The server doesn't always give you JSON in the structure that you want (i.e. matching your model). Consider the following example:

{
  cat_id: "19378372",
  name: "Jellybean",
  meta: {
    coordinates: {
      lon: 4.886
    }
  },
  last_known_latitude: 52.374
}

And the below model structure:

@import MLObject;

@interface Location : MLObject

@property NSNumber<RLMDouble> *latitude;
@property NSNumber<RLMDouble> *longitude;

@end

@interface Cat : MLObject

@property NSString *catID;
@property NSString *name;
@property Location *location;

@end

As you can see, the JSON structure is quite different from the model structure, so our Cat would normally fail to parse in this case. However, solving this problem is easy with Milk. Just implement Cat's fromJSONMapping as follows:

@implementation Cat

+ (NSDictionary<NSString *, NSString *> *)fromJSONMapping {
  return @{
    @"location" : @"meta.coordinates",
    @"location.latitude" : @"last_known_latitude"
  };
}

@end

Take a second to look at what's going on here. We're reaching down into the JSON (using a key path) to get a partial Location object from meta.coordinates, which we're then completing (again using a key path, but this time to specify which property to assign to) with last_known_latitude.

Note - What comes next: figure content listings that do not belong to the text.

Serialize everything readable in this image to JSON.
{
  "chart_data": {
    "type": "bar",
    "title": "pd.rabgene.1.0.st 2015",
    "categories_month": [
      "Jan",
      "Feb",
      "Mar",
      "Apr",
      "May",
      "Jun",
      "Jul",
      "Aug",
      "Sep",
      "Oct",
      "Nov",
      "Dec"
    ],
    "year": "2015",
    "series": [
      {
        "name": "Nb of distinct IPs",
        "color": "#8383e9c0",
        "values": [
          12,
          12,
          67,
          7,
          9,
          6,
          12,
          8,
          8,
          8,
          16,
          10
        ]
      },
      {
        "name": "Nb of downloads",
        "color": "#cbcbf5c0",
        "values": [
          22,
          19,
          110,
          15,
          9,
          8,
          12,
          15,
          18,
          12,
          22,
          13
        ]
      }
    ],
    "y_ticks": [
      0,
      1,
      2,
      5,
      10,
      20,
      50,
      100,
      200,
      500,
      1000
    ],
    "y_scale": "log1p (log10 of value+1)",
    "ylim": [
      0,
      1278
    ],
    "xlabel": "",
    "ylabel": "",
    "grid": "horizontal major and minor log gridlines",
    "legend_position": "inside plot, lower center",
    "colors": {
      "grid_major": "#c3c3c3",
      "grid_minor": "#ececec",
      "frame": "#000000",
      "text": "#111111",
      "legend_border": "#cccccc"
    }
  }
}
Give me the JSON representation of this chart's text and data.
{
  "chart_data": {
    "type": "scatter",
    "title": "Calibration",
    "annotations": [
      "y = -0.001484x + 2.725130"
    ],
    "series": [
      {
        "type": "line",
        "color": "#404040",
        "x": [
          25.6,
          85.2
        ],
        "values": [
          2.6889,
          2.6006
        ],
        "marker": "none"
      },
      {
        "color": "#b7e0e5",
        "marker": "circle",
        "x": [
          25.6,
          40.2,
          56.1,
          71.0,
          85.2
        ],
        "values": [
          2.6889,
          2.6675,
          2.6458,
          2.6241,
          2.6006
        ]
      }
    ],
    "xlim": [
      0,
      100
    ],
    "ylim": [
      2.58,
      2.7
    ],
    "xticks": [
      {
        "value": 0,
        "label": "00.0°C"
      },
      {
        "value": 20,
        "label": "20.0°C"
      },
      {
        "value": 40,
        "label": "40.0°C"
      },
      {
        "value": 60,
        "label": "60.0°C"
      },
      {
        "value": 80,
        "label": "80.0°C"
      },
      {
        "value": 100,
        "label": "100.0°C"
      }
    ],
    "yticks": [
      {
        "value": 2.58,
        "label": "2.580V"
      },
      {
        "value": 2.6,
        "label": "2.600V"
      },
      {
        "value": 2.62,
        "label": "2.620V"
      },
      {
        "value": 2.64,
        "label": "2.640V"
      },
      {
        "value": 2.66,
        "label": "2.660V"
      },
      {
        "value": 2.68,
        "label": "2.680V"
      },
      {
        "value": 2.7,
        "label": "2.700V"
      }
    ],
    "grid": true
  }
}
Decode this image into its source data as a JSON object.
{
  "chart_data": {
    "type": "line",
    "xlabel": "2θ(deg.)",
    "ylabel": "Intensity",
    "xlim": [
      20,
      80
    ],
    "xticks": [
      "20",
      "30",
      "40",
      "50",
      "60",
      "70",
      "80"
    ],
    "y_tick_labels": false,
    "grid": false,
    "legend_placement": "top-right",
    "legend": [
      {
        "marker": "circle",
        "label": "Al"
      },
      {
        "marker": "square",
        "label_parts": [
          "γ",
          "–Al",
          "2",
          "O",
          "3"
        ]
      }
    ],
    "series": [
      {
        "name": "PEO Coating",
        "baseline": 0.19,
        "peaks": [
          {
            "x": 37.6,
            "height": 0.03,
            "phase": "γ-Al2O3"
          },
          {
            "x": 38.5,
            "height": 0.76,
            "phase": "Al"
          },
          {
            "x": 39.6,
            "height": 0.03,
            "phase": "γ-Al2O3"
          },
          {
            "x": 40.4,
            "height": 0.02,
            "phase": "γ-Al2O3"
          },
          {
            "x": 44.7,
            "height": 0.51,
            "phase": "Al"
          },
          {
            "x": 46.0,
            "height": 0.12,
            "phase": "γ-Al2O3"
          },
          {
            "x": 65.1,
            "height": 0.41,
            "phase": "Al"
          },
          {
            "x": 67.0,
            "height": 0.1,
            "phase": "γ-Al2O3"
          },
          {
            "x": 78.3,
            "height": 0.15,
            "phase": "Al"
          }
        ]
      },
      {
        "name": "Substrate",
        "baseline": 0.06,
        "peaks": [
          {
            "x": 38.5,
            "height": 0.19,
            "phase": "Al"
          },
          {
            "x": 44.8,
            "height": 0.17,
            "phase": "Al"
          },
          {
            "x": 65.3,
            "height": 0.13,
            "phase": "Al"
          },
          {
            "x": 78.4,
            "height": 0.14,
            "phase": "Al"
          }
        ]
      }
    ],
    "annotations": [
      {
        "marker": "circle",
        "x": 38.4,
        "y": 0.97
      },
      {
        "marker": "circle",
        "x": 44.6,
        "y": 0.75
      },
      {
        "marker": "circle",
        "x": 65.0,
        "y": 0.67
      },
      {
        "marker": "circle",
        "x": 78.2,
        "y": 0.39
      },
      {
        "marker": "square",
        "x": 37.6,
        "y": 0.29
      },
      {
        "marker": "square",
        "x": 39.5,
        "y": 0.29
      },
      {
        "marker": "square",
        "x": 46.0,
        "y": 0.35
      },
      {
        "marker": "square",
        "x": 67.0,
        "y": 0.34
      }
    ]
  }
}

The ability to map any JSON structure to any model structure like this means that the way you set up your models client-side can be completely independent from the way models are set up in the back-end. Pretty cool, right?

Note 1

The Location object also needs to implement fromJSONMapping, to account for the mismatch between the lon JSON key found under meta.coordinates and the longitude property name:

@implementation Location

+ (NSDictionary<NSString *, NSString *> *)fromJSONMapping {
  return @{
    @"latitude" : @"lat",
    @"longitude" : @"lon"
  };
}

@end
Note 2

If the JSON under meta.coordinates would have already contained a complete Location object, the value for the latitude property specified there would have been overridden by the value found under last_known_latitude.

Converting Back to JSON

To convert back to JSON, just call toJSON on your object. This will return a Dictionary with the object's property names in snake_case mapped to their respective values converted to JSON (i.e. toJSON is called on each value).

You can override the default JSON key for a property using toJSONMapping. This again supports key paths. So you could for example convert a Cat object to the following JSON:

{
  cat_id: "19378372",
  name_data: {
    preferred: "Jellybean"
  }
}

by implementing Cats toJSONMapping as follows:

@implementation Cat

+ (NSDictionary<NSString *, NSString *> *)toJSONMapping {
  return @{
    @"preferredName" : @"name_data.preferred"
  };
}

@end

A Note on Warnings

You probably want to know if something failed to parse, and why. This may be obvious in simple cases, but when you're importing a large number of objects it's easy to miss when one of them gets lost in parsing. To help with this, Milk prints a warning if an object fails to parse, indicating the JSON it was trying to parse and the type it was trying to parse it to.